Trois œuvres d’art racontent Belval
Nous vous en parlions dans le dernier Wunnen, la loi du « 1 % artistique » vise à investir 1 % du coût global d’un immeuble à l’intégration d’œuvres artistiques. Ce principe concerne les constructions, réalisées par l’État, par les communes ou par les établissements publics.
Ce mécanisme vise à promouvoir la création contemporaine et à rendre l’art accessible au public dans les espaces de vie collectifs.
C’est dans ce cadre que le Fonds Belval a lancé le projet « Public Art Experience ». Il s’agit d’un concours portant sur la conception et la réalisation de trois œuvres destinées à des espaces publics spécifiques du quartier. Après une sélection en deux phases, le jury a retenu trois projets sur la base de critères précis : la qualité artistique, la pertinence par rapport au lieu, l’originalité, la durabilité, la faisabilité technique et le respect du budget.
Les œuvres ont été inaugurées le 5 juin 2026. Nous sommes allés visiter ce musée à ciel ouvert dans le quartier universitaire autour des vénérables hauts-fourneaux.

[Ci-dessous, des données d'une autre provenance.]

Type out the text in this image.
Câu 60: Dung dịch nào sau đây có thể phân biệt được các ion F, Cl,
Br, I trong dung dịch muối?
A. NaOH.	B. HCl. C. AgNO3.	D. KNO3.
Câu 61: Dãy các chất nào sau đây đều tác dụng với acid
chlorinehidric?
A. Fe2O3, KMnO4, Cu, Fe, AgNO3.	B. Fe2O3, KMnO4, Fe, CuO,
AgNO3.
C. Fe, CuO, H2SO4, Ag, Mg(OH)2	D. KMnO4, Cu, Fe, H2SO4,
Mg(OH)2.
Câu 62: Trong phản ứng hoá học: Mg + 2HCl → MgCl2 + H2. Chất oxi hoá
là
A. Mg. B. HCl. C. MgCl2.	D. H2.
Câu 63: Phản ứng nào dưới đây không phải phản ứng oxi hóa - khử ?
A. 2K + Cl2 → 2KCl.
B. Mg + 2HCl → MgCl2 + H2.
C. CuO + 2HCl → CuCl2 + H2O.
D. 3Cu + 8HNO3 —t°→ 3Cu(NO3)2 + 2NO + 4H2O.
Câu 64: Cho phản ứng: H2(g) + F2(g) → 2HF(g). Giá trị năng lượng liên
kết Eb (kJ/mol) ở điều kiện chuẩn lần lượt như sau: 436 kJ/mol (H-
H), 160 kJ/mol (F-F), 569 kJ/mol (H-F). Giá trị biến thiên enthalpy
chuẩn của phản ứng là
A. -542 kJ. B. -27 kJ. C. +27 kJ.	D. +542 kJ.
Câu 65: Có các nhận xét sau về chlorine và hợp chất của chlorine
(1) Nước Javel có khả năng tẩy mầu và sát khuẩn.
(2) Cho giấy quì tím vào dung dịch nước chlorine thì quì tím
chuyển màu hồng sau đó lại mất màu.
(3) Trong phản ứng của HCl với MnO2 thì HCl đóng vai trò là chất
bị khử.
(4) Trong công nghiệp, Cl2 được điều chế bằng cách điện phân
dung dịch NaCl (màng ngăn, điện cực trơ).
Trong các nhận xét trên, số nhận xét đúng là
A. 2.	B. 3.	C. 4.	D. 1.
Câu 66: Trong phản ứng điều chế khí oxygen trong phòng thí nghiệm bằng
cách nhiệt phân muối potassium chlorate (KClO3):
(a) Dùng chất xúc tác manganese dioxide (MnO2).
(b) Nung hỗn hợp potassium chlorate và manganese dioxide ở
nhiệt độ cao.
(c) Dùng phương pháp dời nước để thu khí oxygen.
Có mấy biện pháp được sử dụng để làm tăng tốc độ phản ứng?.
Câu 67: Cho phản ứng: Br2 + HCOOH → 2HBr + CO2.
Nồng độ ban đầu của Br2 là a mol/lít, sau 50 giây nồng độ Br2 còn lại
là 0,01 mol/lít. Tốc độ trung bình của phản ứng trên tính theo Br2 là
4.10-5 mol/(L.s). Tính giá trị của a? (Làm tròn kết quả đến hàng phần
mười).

En parallèle, Cécile Dupaquier
La première œuvre transforme un imposant mur en béton en conteur du lieu. Cécile Dupaquier a placé quatorze bandes verticales en acier inoxydable poli sur les trois faces du volume. Ces bandes miroitent la lumière de l’environnement bâti, créant un parallèle entre l’art et l’architecture. La verticalité rappelle la hauteur des installations sidérurgiques, quand au matériau utilisé, l’acier, est autant un clin d’œil à l’industrie qu’aux façades en verre des bâtiments modernes.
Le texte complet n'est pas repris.